Einen Fotostopp legen wir am Gedenkplatz der Pumpengemeinschaft Bruchweg ein.
Die am Niederrhein traditionellen Pumpengemeinschaften gehen auf die Zeit vor der Erschließung der Wohngebiete mit fließendem Wasser zurück. Damals gab es pro Straßenzug oder Häusergemeinschaft eine mechanische Wasserpumpe, mit der die Anwohner ihr tägliches Trinkwasser aus dem Grundwasser hochpumpen konnten.
Man traf sich nicht nur an der Pumpe, um das Trinkwasser für den Tag zu holen, gemeinsam wurden auch Familienfeiern begangen – und natürlich Brände bekämpft.
Mit der Erschließung der Wohngebiete hat sich die Bedeutung der Pumpennachbarschaften auf den sozialen Aspekt reduziert. So stehen wir hier auf einem eigens reservierten Grundstücksstreifen mit einer liebevoll betreuten Pumpe. Eingerahmt von zwei Bänken ein gemütliches Plätzchen zum Verweilen.

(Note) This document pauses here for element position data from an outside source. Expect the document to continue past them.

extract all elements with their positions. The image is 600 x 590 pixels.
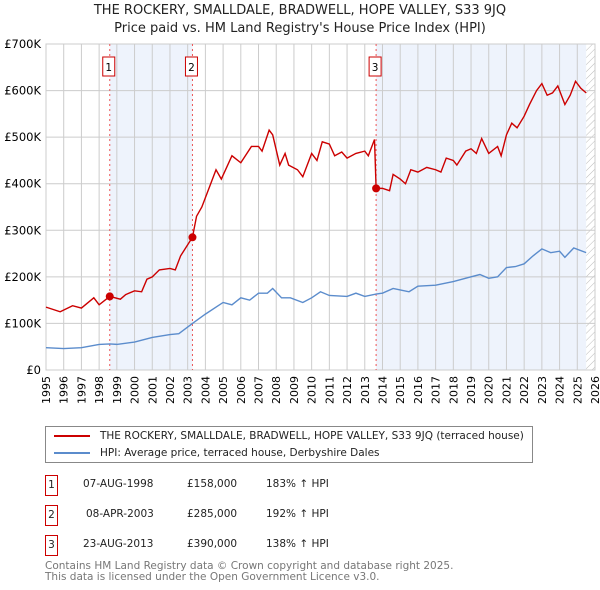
- x-tick-label: 2023: [536, 376, 549, 404]
- chart-subtitle: Price paid vs. HM Land Registry's House …: [114, 21, 486, 36]
- footer-copyright: Contains HM Land Registry data © Crown c…: [45, 560, 454, 572]
- footer-licence: This data is licensed under the Open Gov…: [45, 571, 380, 583]
- legend: THE ROCKERY, SMALLDALE, BRADWELL, HOPE V…: [45, 426, 533, 463]
- x-tick-label: 2022: [518, 376, 531, 404]
- sale-marker-box: [184, 56, 198, 77]
- forecast-hatch: [586, 44, 595, 370]
- sale-marker-number: 1: [105, 62, 112, 74]
- legend-label-hpi: HPI: Average price, terraced house, Derb…: [100, 447, 380, 459]
- hpi-line: [45, 247, 587, 350]
- x-tick-label: 2011: [323, 376, 336, 404]
- x-tick-label: 2003: [182, 376, 195, 404]
- x-tick-label: 1996: [58, 376, 71, 404]
- sale-date: 08-APR-2003: [86, 508, 154, 520]
- x-tick-label: 2008: [270, 376, 283, 404]
- sale-price: £285,000: [187, 508, 238, 520]
- plot-frame: [45, 43, 596, 371]
- x-tick-label: 2001: [146, 376, 159, 404]
- x-tick-label: 1997: [75, 376, 88, 404]
- x-tick-label: 2019: [465, 376, 478, 404]
- sale-point: [188, 233, 197, 242]
- x-tick-label: 2018: [447, 376, 460, 404]
- x-tick-label: 2000: [129, 376, 142, 404]
- x-tick-label: 2002: [164, 376, 177, 404]
- x-tick-label: 2015: [394, 376, 407, 404]
- x-tick-label: 2014: [376, 376, 389, 404]
- sale-marker-label: 2: [45, 505, 58, 526]
- sale-marker-label: 3: [45, 535, 58, 556]
- legend-label-property: THE ROCKERY, SMALLDALE, BRADWELL, HOPE V…: [100, 430, 524, 442]
- x-tick-label: 2017: [430, 376, 443, 404]
- y-tick-label: £0: [26, 363, 41, 377]
- sale-marker-number: 2: [188, 62, 195, 74]
- x-tick-label: 1999: [111, 376, 124, 404]
- sale-point: [372, 184, 381, 193]
- x-tick-label: 2026: [589, 376, 600, 404]
- x-tick-label: 2005: [217, 376, 230, 404]
- x-tick-label: 2012: [341, 376, 354, 404]
- x-tick-label: 2024: [554, 376, 567, 404]
- x-tick-label: 2020: [483, 376, 496, 404]
- x-tick-label: 2007: [253, 376, 266, 404]
- x-tick-label: 2010: [306, 376, 319, 404]
- sale-point: [105, 292, 114, 301]
- x-tick-label: 2025: [571, 376, 584, 404]
- x-tick-label: 2006: [235, 376, 248, 404]
- legend-swatch-hpi: [54, 452, 90, 454]
- y-tick-label: £600K: [4, 84, 41, 98]
- shaded-region-2: [376, 44, 587, 370]
- y-tick-label: £200K: [4, 270, 41, 284]
- x-tick-label: 2016: [412, 376, 425, 404]
- y-tick-label: £400K: [4, 177, 41, 191]
- legend-swatch-property: [54, 435, 90, 437]
- sale-row-2: 2 08-APR-2003 £285,000 192% ↑ HPI: [45, 505, 445, 526]
- sale-marker-box: [102, 56, 116, 77]
- x-tick-label: 2004: [199, 376, 212, 404]
- sale-date: 07-AUG-1998: [83, 478, 154, 490]
- x-tick-label: 1995: [40, 376, 53, 404]
- sale-price: £158,000: [187, 478, 238, 490]
- property-price-line: [45, 79, 587, 313]
- x-tick-label: 2013: [359, 376, 372, 404]
- x-tick-label: 2021: [500, 376, 513, 404]
- shaded-region-1: [109, 44, 193, 370]
- sale-marker-box: [368, 56, 382, 77]
- legend-item-property: THE ROCKERY, SMALLDALE, BRADWELL, HOPE V…: [54, 430, 524, 442]
- sale-date: 23-AUG-2013: [83, 538, 154, 550]
- sale-price: £390,000: [187, 538, 238, 550]
- y-tick-label: £100K: [4, 316, 41, 330]
- sale-row-1: 1 07-AUG-1998 £158,000 183% ↑ HPI: [45, 475, 445, 496]
- y-tick-label: £500K: [4, 130, 41, 144]
- y-tick-label: £700K: [4, 37, 41, 51]
- sale-hpi: 183% ↑ HPI: [266, 478, 329, 490]
- y-tick-label: £300K: [4, 223, 41, 237]
- sale-hpi: 138% ↑ HPI: [266, 538, 329, 550]
- x-tick-label: 2009: [288, 376, 301, 404]
- chart-title: THE ROCKERY, SMALLDALE, BRADWELL, HOPE V…: [93, 3, 507, 18]
- sale-marker-number: 3: [372, 62, 379, 74]
- sale-row-3: 3 23-AUG-2013 £390,000 138% ↑ HPI: [45, 535, 445, 556]
- sale-marker-label: 1: [45, 475, 58, 496]
- legend-item-hpi: HPI: Average price, terraced house, Derb…: [54, 447, 380, 459]
- sale-hpi: 192% ↑ HPI: [266, 508, 329, 520]
- x-tick-label: 1998: [93, 376, 106, 404]
- price-chart: 1995 1996 1997 1998 1999 2000 2001 2002 2003 2004…: [4, 37, 600, 404]
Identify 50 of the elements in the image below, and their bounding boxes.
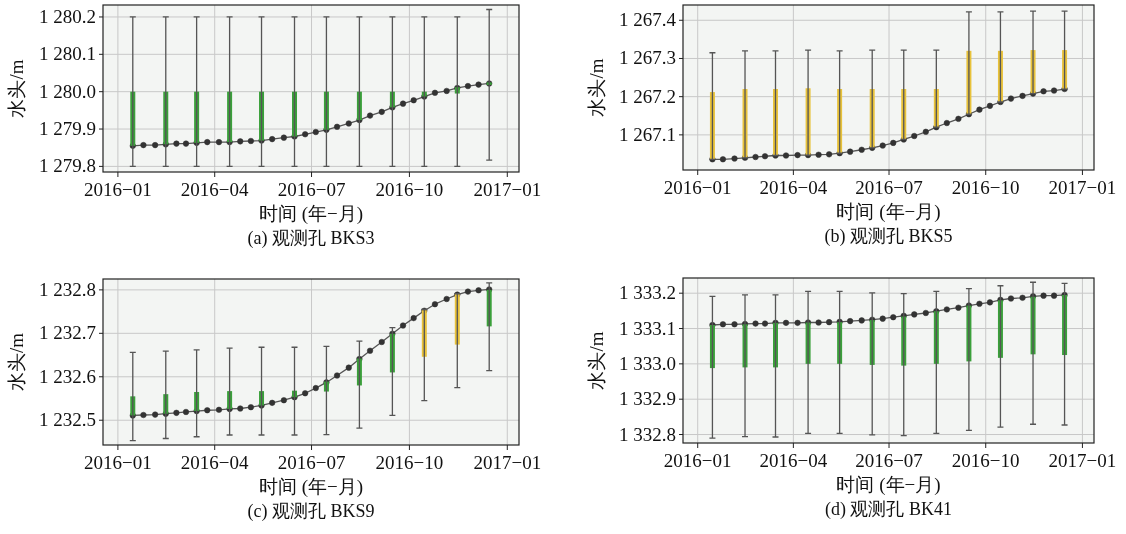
y-tick-label: 1 280.2: [39, 5, 96, 27]
x-tick-label: 2016−10: [951, 177, 1020, 198]
x-axis-title: 时间 (年−月): [258, 476, 364, 498]
x-tick-label: 2016−07: [855, 177, 923, 198]
text: (b) 观测孔 BKS5: [824, 226, 953, 247]
text: (d) 观测孔 BK41: [825, 499, 952, 520]
y-axis-title: 水头/m: [586, 331, 607, 390]
x-tick-label: 2016−04: [180, 179, 250, 200]
y-tick-label: 1 267.2: [619, 85, 676, 107]
y-tick-label: 1 232.6: [39, 365, 96, 387]
x-tick-label: 2016−01: [663, 450, 732, 471]
y-tick-label: 1 279.9: [39, 118, 96, 140]
y-tick-label: 1 332.8: [619, 423, 676, 445]
y-tick-label: 1 280.1: [39, 43, 96, 65]
x-axis-title: 时间 (年−月): [836, 201, 941, 223]
y-tick-label: 1 232.7: [39, 322, 96, 344]
y-tick-label: 1 232.8: [39, 278, 96, 300]
x-tick-label: 2016−07: [277, 452, 346, 473]
x-tick-label: 2016−01: [84, 452, 152, 473]
x-tick-label: 2016−01: [663, 177, 732, 198]
y-tick-label: 1 267.3: [619, 47, 676, 69]
y-tick-label: 1 280.0: [39, 80, 96, 102]
y-tick-label: 1 333.0: [619, 352, 676, 374]
y-axis-title: 水头/m: [6, 332, 27, 392]
y-axis-title: 水头/m: [586, 58, 607, 117]
x-tick-label: 2017−01: [1048, 177, 1117, 198]
x-axis-title: 时间 (年−月): [836, 474, 941, 496]
x-tick-label: 2017−01: [473, 452, 542, 473]
x-axis-title: 时间 (年−月): [258, 203, 364, 225]
y-tick-label: 1 267.1: [619, 123, 676, 145]
x-tick-label: 2017−01: [1048, 450, 1117, 471]
x-tick-label: 2017−01: [473, 179, 542, 200]
x-tick-label: 2016−07: [277, 179, 346, 200]
y-tick-label: 1 279.8: [39, 155, 96, 177]
y-tick-label: 1 232.5: [39, 409, 96, 431]
x-tick-label: 2016−10: [375, 179, 444, 200]
y-axis-title: 水头/m: [6, 59, 27, 118]
x-tick-label: 2016−01: [84, 179, 152, 200]
x-tick-label: 2016−04: [759, 450, 828, 471]
y-tick-label: 1 267.4: [619, 9, 677, 31]
x-tick-label: 2016−04: [180, 452, 250, 473]
x-tick-label: 2016−04: [759, 177, 828, 198]
y-tick-label: 1 333.2: [619, 282, 676, 304]
x-tick-label: 2016−10: [375, 452, 444, 473]
text: (c) 观测孔 BKS9: [247, 501, 375, 522]
y-tick-label: 1 333.1: [619, 317, 676, 339]
x-tick-label: 2016−10: [951, 450, 1020, 471]
text: (a) 观测孔 BKS3: [247, 228, 375, 249]
y-tick-label: 1 332.9: [619, 388, 676, 410]
x-tick-label: 2016−07: [855, 450, 923, 471]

Es wunderschön so durch die Natur zu radeln und am Wegesrand immer wieder etwas Neues zu entdecken. In Sichtweite haben wir nun den Ortsteil Kehrum-Kalkar am unteren Niederrhein erreicht und finden wieder ein idyllisches Plätzchen am Radweg.
Der Gas- und Wasserinstallationsbetrieb Manfred Weber hat aufgrund seines 25-jährigen Betriebsjubiläums einen wunderschönen „Platz an der Quelle“ gestiftet. Die rustikale Tisch-Bank-Kombination lädt schon wieder zu einer Pause ein und bietet einen schönen Ausblick.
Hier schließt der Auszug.